Uma ficção cientifica que apresenta uma forte reflexão sobre os ditames de uma revolução teocrática, que revela normatizações e dogmas existentes na dita civilização ocidental. Põe luz sobre prerrogativas politicas sociais e administrativas e as relações, especialmente a relação homem-mulher. Apresenta um moralismo autoritário e unilateral, que lança uma luz de dúvidas e angustias ao discurso contemporâneo atual de direitos entre os gêneros. Deveríamos tomar como um alerta!
Trechos:
"Quando eu sair daqui, se algum dia conseguir registrar isso, de qualquer modo, mesmo sobre a forma de uma voz para outra, será uma reconstrução também, em um grau ainda mais distante. É impossível dizer alguma coisa exatamente da maneira como foi, porque o que você diz nunca pode ser exato, você sempre tem de deixar alguma coisa de fora, existem partes, lados, correntes contrárias e nuances demais; gestos demais, que poderiam significar isto ou aquilo, formas de mais que nunca podem ser plenamente descritas, sabores demais, no ar ou na língua, semitonalidades, quase cores, demais. Se acontecer de você ser homem, em qualquer tempo no futuro, e tiver chegado até aqui, por favor lembre-se: você nunca será submetido à tentação de sentir que tem de perdoar um homem como uma mulher. É difícil de resistir, acredite. Mas lembre-se de que o perdão também é um poder. Suplicar por ele é um poder, e recusá-lo ou concedê-lo é um poder, talvez de todos o maior.

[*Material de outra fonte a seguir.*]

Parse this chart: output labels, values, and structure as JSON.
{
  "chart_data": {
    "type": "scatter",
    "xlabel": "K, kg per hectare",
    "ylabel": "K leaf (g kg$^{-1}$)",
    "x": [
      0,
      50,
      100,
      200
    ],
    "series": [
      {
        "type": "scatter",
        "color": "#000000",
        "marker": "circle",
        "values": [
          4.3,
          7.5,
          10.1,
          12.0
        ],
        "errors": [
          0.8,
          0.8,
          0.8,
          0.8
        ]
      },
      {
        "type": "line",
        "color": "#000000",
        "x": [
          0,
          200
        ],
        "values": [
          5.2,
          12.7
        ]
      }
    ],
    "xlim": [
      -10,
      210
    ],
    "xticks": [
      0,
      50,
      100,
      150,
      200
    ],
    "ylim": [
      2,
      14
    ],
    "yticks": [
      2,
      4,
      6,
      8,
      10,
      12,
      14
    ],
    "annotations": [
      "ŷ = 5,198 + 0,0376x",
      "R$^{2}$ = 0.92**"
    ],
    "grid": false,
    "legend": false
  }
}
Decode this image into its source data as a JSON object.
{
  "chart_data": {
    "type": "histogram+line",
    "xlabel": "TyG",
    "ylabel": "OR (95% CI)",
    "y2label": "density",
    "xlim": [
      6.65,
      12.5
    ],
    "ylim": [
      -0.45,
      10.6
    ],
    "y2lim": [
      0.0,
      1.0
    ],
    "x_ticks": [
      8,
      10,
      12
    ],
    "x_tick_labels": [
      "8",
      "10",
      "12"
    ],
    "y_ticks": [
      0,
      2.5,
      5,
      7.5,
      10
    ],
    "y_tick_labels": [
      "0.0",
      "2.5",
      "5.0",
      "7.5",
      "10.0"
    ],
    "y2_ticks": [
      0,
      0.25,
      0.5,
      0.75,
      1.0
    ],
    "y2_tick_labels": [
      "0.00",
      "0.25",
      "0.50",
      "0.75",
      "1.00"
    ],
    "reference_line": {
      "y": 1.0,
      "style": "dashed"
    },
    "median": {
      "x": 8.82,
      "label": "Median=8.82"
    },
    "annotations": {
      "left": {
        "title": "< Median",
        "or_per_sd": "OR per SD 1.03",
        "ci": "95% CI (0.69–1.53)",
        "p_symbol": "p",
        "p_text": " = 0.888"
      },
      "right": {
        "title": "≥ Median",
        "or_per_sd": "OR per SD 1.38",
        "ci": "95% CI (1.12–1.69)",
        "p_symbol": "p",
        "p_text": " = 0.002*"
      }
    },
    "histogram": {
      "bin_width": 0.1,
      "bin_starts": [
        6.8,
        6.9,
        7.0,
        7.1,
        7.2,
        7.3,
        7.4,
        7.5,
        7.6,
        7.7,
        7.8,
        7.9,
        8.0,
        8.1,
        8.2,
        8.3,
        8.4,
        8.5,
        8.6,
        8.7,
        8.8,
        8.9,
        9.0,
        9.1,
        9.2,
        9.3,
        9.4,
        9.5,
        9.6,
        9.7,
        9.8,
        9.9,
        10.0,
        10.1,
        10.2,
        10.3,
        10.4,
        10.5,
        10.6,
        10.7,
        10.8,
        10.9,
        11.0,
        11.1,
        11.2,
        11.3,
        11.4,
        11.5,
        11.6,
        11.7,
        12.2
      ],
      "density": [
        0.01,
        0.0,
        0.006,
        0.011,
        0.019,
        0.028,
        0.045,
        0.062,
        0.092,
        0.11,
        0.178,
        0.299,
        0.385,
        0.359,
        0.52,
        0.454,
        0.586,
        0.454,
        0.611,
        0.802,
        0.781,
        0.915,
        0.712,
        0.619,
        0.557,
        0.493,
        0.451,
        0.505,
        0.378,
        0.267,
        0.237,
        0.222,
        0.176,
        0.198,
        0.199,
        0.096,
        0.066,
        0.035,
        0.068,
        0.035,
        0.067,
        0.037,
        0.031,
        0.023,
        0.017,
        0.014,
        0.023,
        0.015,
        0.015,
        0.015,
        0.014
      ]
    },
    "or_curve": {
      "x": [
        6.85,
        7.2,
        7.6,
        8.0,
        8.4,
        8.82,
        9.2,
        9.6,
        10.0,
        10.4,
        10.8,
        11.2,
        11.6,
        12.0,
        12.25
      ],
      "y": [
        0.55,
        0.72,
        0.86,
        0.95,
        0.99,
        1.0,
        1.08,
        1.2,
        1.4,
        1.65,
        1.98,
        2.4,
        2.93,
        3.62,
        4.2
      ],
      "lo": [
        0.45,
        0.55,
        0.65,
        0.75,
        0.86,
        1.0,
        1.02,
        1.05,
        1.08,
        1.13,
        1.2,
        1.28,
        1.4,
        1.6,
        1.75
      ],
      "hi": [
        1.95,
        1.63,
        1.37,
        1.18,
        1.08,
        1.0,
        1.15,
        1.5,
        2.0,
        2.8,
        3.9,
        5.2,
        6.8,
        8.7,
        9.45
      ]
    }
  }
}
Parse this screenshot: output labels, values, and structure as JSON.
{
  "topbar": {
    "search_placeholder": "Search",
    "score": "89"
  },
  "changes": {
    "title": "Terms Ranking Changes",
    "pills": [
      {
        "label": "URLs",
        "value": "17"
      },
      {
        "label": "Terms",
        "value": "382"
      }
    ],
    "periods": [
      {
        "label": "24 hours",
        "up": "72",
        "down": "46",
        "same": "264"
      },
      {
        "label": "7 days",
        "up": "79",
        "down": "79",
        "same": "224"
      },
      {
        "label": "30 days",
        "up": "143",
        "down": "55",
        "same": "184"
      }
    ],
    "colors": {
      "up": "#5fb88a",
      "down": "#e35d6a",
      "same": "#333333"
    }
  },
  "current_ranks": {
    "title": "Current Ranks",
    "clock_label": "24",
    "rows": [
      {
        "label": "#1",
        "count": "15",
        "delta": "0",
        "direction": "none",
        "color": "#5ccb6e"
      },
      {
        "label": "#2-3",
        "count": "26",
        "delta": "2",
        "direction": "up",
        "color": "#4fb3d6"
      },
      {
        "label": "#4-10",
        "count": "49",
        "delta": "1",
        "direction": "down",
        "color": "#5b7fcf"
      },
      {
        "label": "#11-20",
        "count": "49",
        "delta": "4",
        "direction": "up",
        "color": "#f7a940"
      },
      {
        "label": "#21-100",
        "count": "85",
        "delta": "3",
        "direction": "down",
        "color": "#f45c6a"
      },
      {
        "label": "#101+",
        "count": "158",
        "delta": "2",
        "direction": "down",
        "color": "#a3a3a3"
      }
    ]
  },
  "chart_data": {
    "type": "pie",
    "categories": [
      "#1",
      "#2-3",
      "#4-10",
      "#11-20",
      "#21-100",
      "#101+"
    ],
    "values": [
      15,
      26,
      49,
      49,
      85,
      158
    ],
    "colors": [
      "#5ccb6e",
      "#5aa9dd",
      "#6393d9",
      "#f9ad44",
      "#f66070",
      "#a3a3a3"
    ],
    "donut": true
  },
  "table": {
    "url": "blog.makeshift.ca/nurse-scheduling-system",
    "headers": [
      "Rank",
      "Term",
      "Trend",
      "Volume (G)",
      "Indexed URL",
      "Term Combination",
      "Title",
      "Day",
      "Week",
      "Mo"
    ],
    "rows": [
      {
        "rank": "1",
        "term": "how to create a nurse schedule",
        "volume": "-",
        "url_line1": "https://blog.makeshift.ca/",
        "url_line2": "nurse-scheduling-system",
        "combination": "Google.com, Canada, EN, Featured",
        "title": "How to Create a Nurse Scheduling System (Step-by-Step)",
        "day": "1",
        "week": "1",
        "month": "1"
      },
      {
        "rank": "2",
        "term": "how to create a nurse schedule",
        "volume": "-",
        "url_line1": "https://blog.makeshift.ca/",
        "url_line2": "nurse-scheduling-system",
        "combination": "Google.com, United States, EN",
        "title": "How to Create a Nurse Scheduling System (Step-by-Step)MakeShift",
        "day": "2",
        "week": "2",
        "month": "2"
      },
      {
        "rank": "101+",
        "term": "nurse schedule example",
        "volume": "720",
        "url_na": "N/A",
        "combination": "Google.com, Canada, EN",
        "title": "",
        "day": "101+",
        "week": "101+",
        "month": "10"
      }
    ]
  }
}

Talvez nada disso seja a respeito de controle. Talvez não seja realmente sobre quem pode possuir quem, quem pode fazer o que com quem e sair impune, mesmo que seja até levar à morte. Talvez não seja sobre quem pode se sentar e quem tem que se ajoelhar ou ficar de pé ou se deitar, de pernas arreganhadas. Talvez seja sobre quem pode fazer o que com quem e ser perdoado por isso. Nunca me diga que dá no mesmo" (163/165).
"Eu gostaria que essa história fosse diferente. Gostaria que fosse mais civilizada. Gostaria que me mostrasse sob uma luz melhor, senão mais feliz, pelo menos mais ativa, menos hesitante, menos distraída por trivialidades. Gostaria que tivesse mais forma. Gostaria que fosse sobre o amor, ou sobre súbitas tomadas de consciência importantes para a vida da gente, ou mesmo sobre cores de sol, passarinhos, temporais ou neve.
Talvez seja sobre todas essas coisas, em certo sentido; mas nesse meio-tempo há tantas outras coisas interferindo no caminho, tanto sussurrar, tanta dúvida e suposições a respeito dos outros, tanta bisbilhotice que não pode ser averiguada, tantas palavras não ditas, tantos movimentos furtivos e sigilo. E existe tanto tempo para ser suportado, tempo pesado como fritura e cerração espessa; e então simultaneamente esses acontecimentos em vermelho, como explosões, em ruas de outra maneira seriam decorosas e matronais e sonambúlicas.
Lamento que haja tanto sofrimento nessa história. Lamento que esteja em fragmentos, como um corpo apanhado num fogo cruzado ou desfeito em pedaços à força. Mas não há nada que eu possa fazer para mudá-la" (315).
"Ao contar a você qualquer coisa que seja, pelo menos estou acreditando em você, acredito que esteja presente, ao acreditar faz com que você exista. Pelo fato de estar lhe contando esta história determino a sua existência. Conto, portanto você existe" (316).
"...A humanidade é tão adaptável, diria minha mãe. É verdadeiramente espantoso as coisas com que as pessoas conseguem se habituar, desde que existam algumas compensações" (320).